– Ерунда это все! – внезапно возмутилась сидевшая напротив Сони женщина. Девочка не запомнила ее имя, за весь день они не перекинулись и парой слов. – Ты бы вместо дури своей делом занялась. Заговоры она проверяет, колдунов ищет, верит непонятно во что! Тьфу.

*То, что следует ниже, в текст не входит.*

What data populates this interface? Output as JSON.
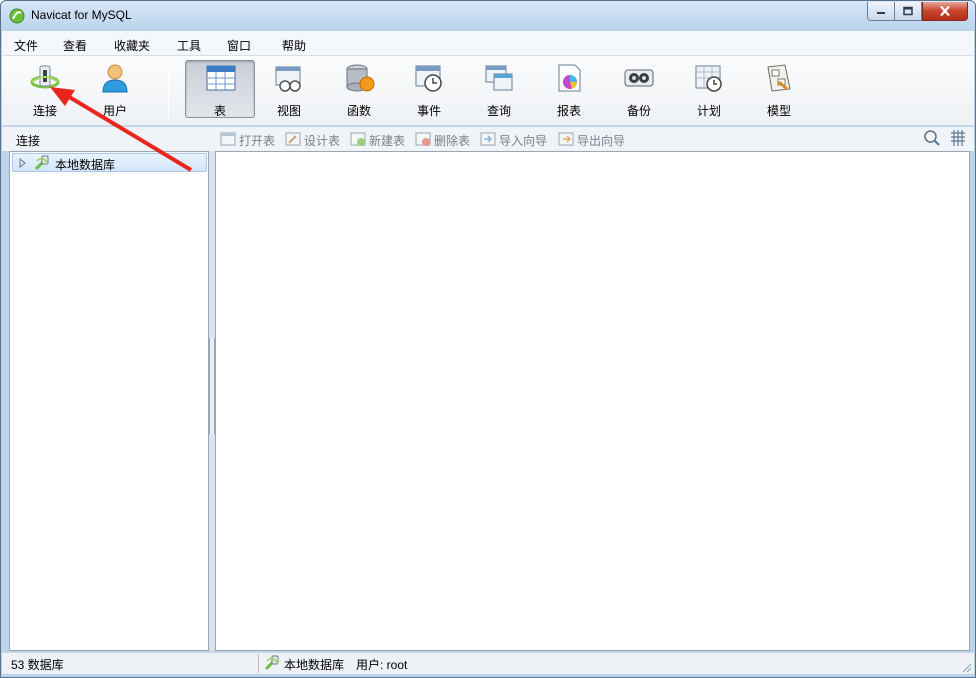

Все притихли, перестали стучать ложками. Лера медленно положила на тарелку надкушенный пирожок, исподлобья уставилась на обидчицу.
– Вон какая деваха вымахала, а дурью маешься! – зло продолжила та. – Совсем рехнулась! Покойник у нее проклятый. Ты, – она развернулась к Соне, – меньше ее слушай. Ничему путному ЭТА не научит, только мозги запудрит. Нашла с кем дружить.
Соня растерялась. Испуганно глянула на подружку. У Лерки подозрительно заблестели глаза, она сжала кулаки, шумно вдохнула и явно готовилась выпалить что-то резкое и не совсем цензурное. Видно, не впервой приходится отбиваться от подобных нападок.
Соня внимательно пригляделась к обидчице, и вдруг, удивляясь собственной дерзости, потянулась через стол, резко отвернула ворот чужой рубашки. Спрятанная складкой ткани, на изнанке красовалась крупная черная булавка, обмотанная черной ниткой.
– А зачем вы носите булавку застёжкой вниз? От дурного глаза? – тихо спросила девочка. – И крестик у вас непростой. Крестильный, правильно? Обережный?
Тетка опешила от подобной наглости, поправила воротник, гневно кинула ложку, поднялась из-за стола и, не прощаясь ни с кем, вышла, напоследок громко хлопнув дверью.